A criatura então emitiu um ruído atormentador, parecia a mistura de um guincho com uma gargalhada rouca, logo depois um barulho oco como se algo tivesse caído no chão. Quando olhei a vi de cócoras aos pés do poste, como não havia mais árvores ela tentou pular para um poste, mas não completou o salto. Ao vê-la sob a luz não parecia um macaco e sim uma pessoa, uma criança extremamente magra. Minha curiosidade superou a prudência e me aproximei para ver o que realmente era, mas antes que chegasse muito perto ele soltou novamente seu som atormentador e me olhou. Que criatura horrível, seus olhos sumiam em uma face inchada, suas orelhas e nariz eram deformados, a boca não era nada mais do que um corte que se prolongava de orelha a orelha em um sorriso macabro.

Senti uma pontada no coração e o susto me fez cair para traz, minhas pernas estavam tão bambas que não tive forças para levantar, fiquei no chão, imóvel, olhando para aquele ser que vinha em minha direção mancando. E eu juro, por tudo que é mais sagrado, que quando ele estava bem perto de mim, fora do alcance da luz do poste, vi seu rosto se contorcer, era como se eu olhasse para um espelho a criatura estava idêntica a mim. Um farol forte bateu sobre nós fazendo o ser se afastar, eram meu tio e meu avô que estavam a minha procura.”

Ele parou seu relato nesse ponto, mas eu sabia que havia algo mais, “e porque furou seus olhos?”, perguntei, ele ficou em silêncio, relutou um pouco e me disse, com a voz quase sumindo, anunciando o choro, “eu achei que tinha acabado naquele momento, mas não tinha. Quando cheguei em casa estava exausto, mesmo assim não consegui dormir, aquela face medonha não me saia da cabeça.
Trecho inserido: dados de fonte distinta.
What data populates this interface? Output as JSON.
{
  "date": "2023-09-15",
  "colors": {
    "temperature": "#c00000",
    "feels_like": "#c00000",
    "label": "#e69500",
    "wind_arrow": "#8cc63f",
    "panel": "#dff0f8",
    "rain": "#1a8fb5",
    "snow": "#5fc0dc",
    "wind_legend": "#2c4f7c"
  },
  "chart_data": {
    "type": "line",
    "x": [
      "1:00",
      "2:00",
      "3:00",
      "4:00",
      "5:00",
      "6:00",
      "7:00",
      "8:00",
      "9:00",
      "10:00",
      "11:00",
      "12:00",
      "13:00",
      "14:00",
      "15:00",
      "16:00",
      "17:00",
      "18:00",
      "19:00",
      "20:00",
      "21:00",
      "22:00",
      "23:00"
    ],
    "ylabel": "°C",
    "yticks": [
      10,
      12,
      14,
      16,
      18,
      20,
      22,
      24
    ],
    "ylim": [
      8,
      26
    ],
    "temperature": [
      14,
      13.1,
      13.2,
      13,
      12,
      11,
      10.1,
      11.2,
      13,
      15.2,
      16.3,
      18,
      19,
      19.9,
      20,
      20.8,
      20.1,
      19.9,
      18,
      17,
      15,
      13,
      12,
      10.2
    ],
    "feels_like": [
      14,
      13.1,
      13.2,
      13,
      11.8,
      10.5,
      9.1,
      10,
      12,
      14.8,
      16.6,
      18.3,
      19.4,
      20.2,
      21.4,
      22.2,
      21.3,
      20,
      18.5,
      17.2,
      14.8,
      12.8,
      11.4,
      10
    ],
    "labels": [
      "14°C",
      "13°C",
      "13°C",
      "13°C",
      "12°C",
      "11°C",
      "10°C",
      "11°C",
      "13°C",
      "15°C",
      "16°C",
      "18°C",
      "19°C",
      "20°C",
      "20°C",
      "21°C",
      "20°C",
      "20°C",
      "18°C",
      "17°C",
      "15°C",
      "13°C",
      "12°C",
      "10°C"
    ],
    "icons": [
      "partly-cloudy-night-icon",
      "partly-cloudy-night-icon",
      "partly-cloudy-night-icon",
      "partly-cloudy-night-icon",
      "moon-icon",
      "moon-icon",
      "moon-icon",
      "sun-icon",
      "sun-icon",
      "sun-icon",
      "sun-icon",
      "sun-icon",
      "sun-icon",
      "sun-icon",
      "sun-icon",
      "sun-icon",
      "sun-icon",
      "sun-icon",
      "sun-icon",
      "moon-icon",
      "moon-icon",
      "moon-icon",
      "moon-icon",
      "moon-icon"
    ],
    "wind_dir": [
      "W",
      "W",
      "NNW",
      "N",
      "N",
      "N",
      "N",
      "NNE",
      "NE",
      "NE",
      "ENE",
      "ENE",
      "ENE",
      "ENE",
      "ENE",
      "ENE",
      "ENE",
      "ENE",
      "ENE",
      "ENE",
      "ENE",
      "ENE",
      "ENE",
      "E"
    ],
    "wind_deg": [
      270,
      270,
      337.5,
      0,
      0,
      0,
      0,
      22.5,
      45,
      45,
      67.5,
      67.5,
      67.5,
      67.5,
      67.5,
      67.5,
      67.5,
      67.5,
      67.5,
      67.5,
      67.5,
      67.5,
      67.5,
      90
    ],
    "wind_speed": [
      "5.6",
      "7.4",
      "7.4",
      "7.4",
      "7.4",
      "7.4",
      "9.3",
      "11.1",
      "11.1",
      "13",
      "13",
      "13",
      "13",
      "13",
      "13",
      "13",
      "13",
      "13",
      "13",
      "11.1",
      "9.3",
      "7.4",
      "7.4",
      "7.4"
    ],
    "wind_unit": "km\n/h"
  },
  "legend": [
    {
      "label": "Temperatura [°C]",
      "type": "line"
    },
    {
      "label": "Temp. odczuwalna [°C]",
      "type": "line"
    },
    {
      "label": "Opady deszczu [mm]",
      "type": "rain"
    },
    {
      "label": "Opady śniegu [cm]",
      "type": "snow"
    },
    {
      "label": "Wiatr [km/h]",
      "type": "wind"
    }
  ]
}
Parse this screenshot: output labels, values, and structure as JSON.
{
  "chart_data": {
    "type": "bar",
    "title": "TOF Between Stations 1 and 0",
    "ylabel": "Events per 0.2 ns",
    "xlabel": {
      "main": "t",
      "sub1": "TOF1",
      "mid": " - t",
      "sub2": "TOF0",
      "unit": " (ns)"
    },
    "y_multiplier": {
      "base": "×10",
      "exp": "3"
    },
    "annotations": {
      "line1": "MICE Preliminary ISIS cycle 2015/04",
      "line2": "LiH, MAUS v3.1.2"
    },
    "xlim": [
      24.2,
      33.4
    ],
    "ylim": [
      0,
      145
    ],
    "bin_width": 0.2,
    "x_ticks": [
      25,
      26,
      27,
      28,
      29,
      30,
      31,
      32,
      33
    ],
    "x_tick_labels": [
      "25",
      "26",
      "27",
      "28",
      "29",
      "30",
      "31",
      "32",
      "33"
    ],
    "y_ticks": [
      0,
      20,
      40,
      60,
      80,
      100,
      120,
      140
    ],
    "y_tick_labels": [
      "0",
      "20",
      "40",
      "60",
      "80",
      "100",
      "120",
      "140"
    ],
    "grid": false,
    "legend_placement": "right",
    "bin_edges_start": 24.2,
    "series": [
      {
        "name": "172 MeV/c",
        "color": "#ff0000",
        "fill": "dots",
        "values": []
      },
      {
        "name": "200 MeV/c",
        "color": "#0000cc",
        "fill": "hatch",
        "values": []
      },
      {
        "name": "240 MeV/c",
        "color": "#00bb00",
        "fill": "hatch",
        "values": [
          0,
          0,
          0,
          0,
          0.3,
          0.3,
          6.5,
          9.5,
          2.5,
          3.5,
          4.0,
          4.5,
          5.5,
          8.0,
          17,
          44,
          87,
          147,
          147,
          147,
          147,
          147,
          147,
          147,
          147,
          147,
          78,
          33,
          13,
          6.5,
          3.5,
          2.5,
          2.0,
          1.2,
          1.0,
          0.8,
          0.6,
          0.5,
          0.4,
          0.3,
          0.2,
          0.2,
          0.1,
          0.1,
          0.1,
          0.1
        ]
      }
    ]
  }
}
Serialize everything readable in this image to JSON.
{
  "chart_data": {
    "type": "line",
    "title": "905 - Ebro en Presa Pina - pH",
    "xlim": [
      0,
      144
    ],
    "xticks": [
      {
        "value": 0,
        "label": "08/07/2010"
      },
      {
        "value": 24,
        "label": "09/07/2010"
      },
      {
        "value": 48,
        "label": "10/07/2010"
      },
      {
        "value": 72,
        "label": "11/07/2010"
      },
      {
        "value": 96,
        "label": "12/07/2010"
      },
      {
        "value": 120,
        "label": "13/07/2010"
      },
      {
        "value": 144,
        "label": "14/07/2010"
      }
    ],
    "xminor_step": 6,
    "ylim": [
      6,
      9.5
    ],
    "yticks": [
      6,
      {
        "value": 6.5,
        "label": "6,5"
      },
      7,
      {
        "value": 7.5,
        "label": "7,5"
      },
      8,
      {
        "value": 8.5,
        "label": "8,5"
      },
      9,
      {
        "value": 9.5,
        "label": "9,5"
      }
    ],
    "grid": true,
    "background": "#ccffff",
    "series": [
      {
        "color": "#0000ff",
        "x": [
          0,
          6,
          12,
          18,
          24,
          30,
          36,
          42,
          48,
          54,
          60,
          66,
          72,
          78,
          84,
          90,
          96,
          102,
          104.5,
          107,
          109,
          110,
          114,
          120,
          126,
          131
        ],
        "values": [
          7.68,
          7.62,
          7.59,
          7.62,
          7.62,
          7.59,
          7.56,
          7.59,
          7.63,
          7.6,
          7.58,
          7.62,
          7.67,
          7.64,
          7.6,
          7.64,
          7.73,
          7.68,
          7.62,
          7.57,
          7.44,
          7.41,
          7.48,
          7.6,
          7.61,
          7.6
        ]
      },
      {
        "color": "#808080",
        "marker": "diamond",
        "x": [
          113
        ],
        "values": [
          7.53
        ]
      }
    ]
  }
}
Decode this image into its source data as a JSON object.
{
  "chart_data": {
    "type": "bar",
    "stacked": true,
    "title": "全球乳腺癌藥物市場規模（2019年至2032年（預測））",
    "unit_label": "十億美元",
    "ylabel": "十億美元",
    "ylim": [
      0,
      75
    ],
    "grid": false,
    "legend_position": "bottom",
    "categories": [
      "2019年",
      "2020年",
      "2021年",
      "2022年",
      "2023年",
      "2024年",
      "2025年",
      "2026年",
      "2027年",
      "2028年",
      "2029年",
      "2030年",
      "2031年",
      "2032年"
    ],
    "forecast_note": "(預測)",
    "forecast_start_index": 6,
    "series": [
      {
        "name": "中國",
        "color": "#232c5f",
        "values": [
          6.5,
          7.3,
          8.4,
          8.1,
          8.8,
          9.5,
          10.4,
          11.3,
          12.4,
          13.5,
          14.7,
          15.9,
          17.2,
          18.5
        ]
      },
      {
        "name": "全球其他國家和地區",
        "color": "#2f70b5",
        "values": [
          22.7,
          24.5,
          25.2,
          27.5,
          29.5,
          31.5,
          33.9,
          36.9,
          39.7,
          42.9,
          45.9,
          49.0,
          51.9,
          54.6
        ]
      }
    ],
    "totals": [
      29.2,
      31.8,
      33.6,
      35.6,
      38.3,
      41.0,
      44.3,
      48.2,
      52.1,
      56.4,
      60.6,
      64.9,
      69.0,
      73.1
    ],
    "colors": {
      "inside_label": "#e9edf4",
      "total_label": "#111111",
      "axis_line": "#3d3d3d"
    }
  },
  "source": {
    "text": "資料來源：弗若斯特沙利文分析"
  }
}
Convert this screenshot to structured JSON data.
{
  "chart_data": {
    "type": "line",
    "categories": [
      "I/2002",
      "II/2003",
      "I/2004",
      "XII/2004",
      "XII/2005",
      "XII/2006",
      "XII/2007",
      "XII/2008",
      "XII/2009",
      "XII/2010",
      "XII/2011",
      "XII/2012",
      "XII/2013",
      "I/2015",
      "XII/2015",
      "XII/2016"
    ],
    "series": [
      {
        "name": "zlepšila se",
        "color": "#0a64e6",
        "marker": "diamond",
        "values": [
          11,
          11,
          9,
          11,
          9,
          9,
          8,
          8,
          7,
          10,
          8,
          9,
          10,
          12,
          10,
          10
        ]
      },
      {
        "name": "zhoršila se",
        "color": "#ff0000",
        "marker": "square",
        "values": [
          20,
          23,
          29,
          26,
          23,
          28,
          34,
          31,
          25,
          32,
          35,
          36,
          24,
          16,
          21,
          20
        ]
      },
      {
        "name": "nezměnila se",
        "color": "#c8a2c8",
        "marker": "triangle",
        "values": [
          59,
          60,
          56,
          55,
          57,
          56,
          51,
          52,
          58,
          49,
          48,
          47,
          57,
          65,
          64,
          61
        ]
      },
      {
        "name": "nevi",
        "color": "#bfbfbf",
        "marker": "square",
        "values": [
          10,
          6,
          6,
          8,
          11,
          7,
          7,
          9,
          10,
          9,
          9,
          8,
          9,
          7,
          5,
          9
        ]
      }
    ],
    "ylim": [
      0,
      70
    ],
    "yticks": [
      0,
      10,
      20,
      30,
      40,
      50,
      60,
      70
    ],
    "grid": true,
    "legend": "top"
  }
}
Contei ao meu avô o que tinha acontecido e ele disse que era um assombração, bastava eu ficar longe daquele lugar...”.

Nesse momento o pobre garoto irrompeu em um choro, e seu relato ficou entrecortado por soluços, motivo pelo qual passarei a narrar. Segundo ele, quando ficou sozinho em seu quarto começou a ouvir barulho sob sua cama, como se algo rastejasse, logo ouviu novamente o som da criatura que tanto o assustara vindo debaixo de seu leito. Novamente Junior ficou paralisado, “o que você quer aqui?” perguntou com uma voz sussurrada, novamente ouviu a risada e uma voz grossa, contrastando com o som anterior, respondendo “você me convidou não se lembra?”

O horror tomou conta do garoto, pude ver em sua face enquanto me contava que a mera lembrança fazia-o tremer, ele respondeu gaguejando “Não te convidei, vá embora”, novamente a risada macabra, mas não vinha debaixo da cama, estava aos pés, Junior só pode ver o topo da cabeça, a voz novamente disse “Não posso, vamos fazer uma coisa, fique debaixo da cama e eu fico sob os cobertores, e você não terá mais preocupações.”

Junior se cobriu com os cobertores e, tentando inutilmente simular um brado corajoso, disse “vá embora não quero mais ver você, vá”, nesse momento sentiu seu cobertor ser puxado para os pés da cama e a voz irritada disse “se pode me ver, também vejo você”. Essas últimas palavras me deixaram arrepiado, pois fora a mesma mensagem que estava no espelho do velho senhor K, elas também retumbaram no ouvido de Junior que, desesperado após algumas noites na companhia da criatura, furou seus próprios olhos para não vê-la mais.

Essa mesma frase também estavam presentes no terceiro e quarto caso que não vou relatar aqui, pois não tive a oportunidade de obter detalhes através de entrevistas, tendo de me utilizar de outras fontes. Um deles trata-se de um padrasto acusado de assassinar seu enteado em uma pescaria. O homem afirma que a criança desapareceu de sua barraca a noite gritando pouco antes “eu não quero vê-los, pai eu não quero vê-los”, o outro é de um assassino que matou para ser preso, pois temia ficar solto, após um mês se enforcou em sua sela, na parede estava escrito “achei que podia fugir deles, mas já me viram, não olhem para eles”.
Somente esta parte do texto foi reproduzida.